By Earl Vaughan Jr.
When Oct. 31 arrives later this month, it will mark far more than the annual observance of Halloween.
It is the 500th anniversary of a momentous event in the history of the church, when a monk named Martin Luther nailed his 95 theses to the door of the Wittenberg Castle Church.
According to Dr. Steven Brey of Methodist University, Luther’s intention was to start a local debate. But his words were picked up by the 16th century’s version of the Internet, the printing press. His charges were duplicated and shared throughout Europe, making his local squabble an international debate that led to the Protestant Reformation.
The central argument Luther wanted to share involved the selling of indulgences, or pardons, by the Roman Catholic Church.
But he had other issues. One involved Holy Communion, a sacrament that remains significant to various Christian denominations 500 years later.
“Communion was central to Luther’s Christian practice and theology,” said Brey, who specializes in the early church and the history of Christianity. “He certainly agreed communion was one of the places where Jesus had promised to be present, and he took the sacrament quite seriously as a means of grace.”
One part of communion Luther didn’t have a major issue with was how it is observed. In the modern church, there are different practices of the sacrament, everything from the elements of the bread and the cup being distributed to congregants seated in pews, to having them come forward and receive them at a common table, to intinction, where the bread is immersed in a cup of wine or grape juice and then eaten.
Brey said the different methods of distributing the communion elements are matters of style and practice and not rooted in theological differences. “Theology goes to the heart of what we believe as Christians,” he said. As a contemporary example, he said there’s nothing sacrosanct about worshipping at 9 a.m. or 10 a.m., or in using contemporary music versus traditional hymns.
Where Luther did have an issue with the Roman Catholic Church of his day was the practice of the priest receiving bread and wine while the congregants got only bread. “This struck Luther as being elitist,” Brey said. “He insisted that the people receive the wine as well.”
Once he was no longer part of the Roman Catholic Church, Luther changed the way communion was received. “The Great Thanksgiving prayer during Roman Catholic communion stresses that the bread and wine, the body and blood, is a sacrifice unto God,” Brey said. “The Lutheran prayer removes the sacrifice language. Christ is present during communion, but his sacrifice took place in the past.”

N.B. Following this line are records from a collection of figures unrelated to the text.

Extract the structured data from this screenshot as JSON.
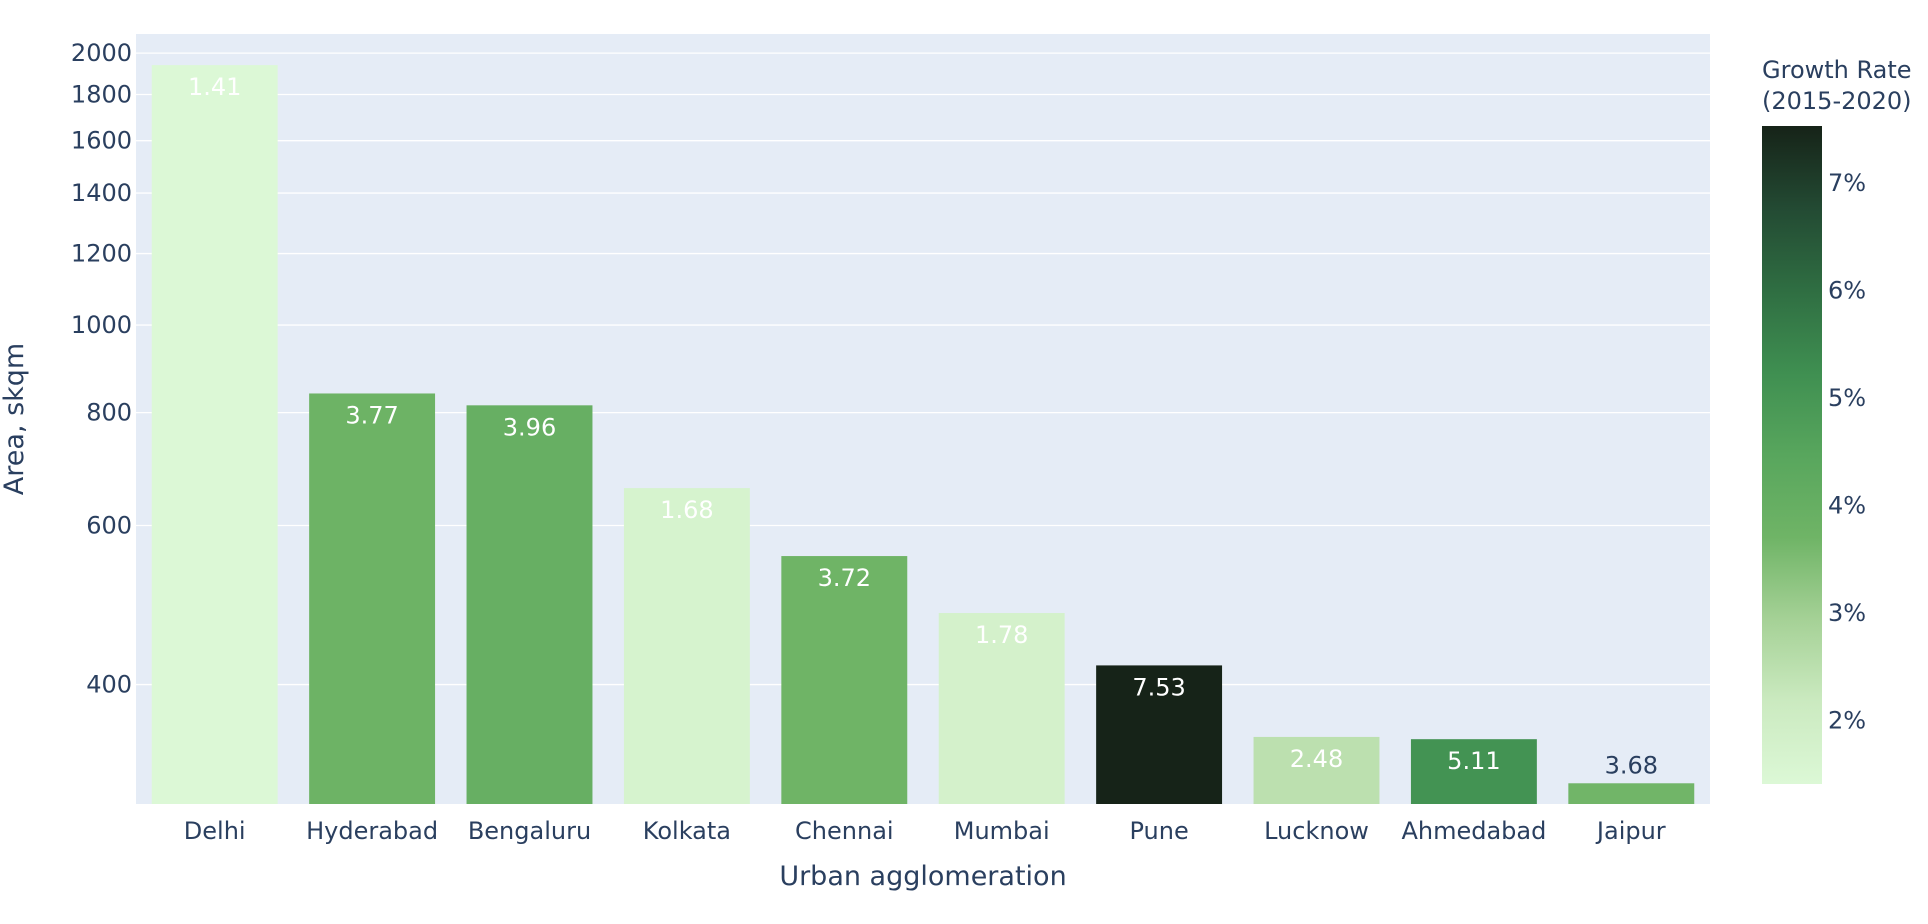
{
  "chart_data": {
    "type": "bar",
    "xlabel": "Urban agglomeration",
    "ylabel": "Area, skqm",
    "y_scale": "log",
    "ylim": [
      295,
      2100
    ],
    "grid": true,
    "y_ticks": [
      400,
      600,
      800,
      1000,
      1200,
      1400,
      1600,
      1800,
      2000
    ],
    "categories": [
      "Delhi",
      "Hyderabad",
      "Bengaluru",
      "Kolkata",
      "Chennai",
      "Mumbai",
      "Pune",
      "Lucknow",
      "Ahmedabad",
      "Jaipur"
    ],
    "values": [
      1940,
      840,
      815,
      660,
      555,
      480,
      420,
      350,
      348,
      311
    ],
    "growth_rate": [
      1.41,
      3.77,
      3.96,
      1.68,
      3.72,
      1.78,
      7.53,
      2.48,
      5.11,
      3.68
    ],
    "data_labels": [
      "1.41",
      "3.77",
      "3.96",
      "1.68",
      "3.72",
      "1.78",
      "7.53",
      "2.48",
      "5.11",
      "3.68"
    ],
    "colorbar": {
      "title_line1": "Growth Rate",
      "title_line2": "(2015-2020)",
      "range": [
        1.41,
        7.53
      ],
      "ticks": [
        2,
        3,
        4,
        5,
        6,
        7
      ],
      "tick_labels": [
        "2%",
        "3%",
        "4%",
        "5%",
        "6%",
        "7%"
      ],
      "colors": [
        "#dcf8d6",
        "#cbeac0",
        "#a5d196",
        "#6fb466",
        "#58a65d",
        "#3f8f51",
        "#2f6e42",
        "#234a33",
        "#162318"
      ]
    },
    "plot_background": "#e5ecf6",
    "text_color": "#2a3f5f"
  }
}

Quotes attributed to Luther indicate he had no issue with the use of wine in the sacrament. It is said he once stated that beer causes people to sleep and when they sleep they don’t sin, so drinking beer is considered a good thing. He also supposedly said beer is from man but wine is from God.
Brey said issues with using wine in communion didn’t develop until the prohibition movement in the United States.
Wine is still used in many communion services because churches are trying to be true to the model of what Jesus did. “Jesus drank wine,” Brey said. He added to be truly faithful to the Bible’s accounts of communion, it should be served with a full meal like Passover and the Last Supper.
“It depends on how much you want to stick to the original model versus how much you are willing to adapt to changing something that comes from grapes in the fellowship of Christ,” he said.
Save for his issue with withholding wine from congregants, Brey said Luther held more to the Roman Catholic tradition of observing communion than he did with reformation contemporaries like John Calvin and Ulrich Zwingli. “Luther took quite seriously and literally Jesus’ promise with his fellow reformers over how to read the Last Supper in the Bible,” Brey said. “Zwingli and Calvin took Jesus’ words symbolically: Jesus’ spirit is with us, to be sure, but Jesus’ body is in heaven with God, they argued.”
Brey said Luther thought we should believe in Jesus’ promises, even if we don’t understand them. Therefore, he argued, Jesus’ body was present during communion.
“You could argue that Luther has more in common with the Roman Catholic view of Holy Communion than the Reformed Tradition,” Brey said. “His objection was ‘how’ the Catholics talked about Christ’s body being present. They used terms such as transubstantiation, which required an understanding of Aristotlean philosophy.”
Brey said that struck Luther as being unscriptural.
“The irony, of course, is that Holy Communion is meant to be a celebration of Christian unity and an experience of the presence of Christ,” he said. “But in our hands it has too often become simply another reason for Christians to squabble with each other over who has the best understanding of God's mysteries.”
As Christians of all denominations mark the 500th anniversary of the Reformation, Brey said the most important thing that people on all sides of the event need to understand is God isn’t through with the church and that it continues to change.
Going forward, all Christians need to consider this question, he said: "Where is God calling us today and where does the church need to be reformed today as we move into the 21st century?”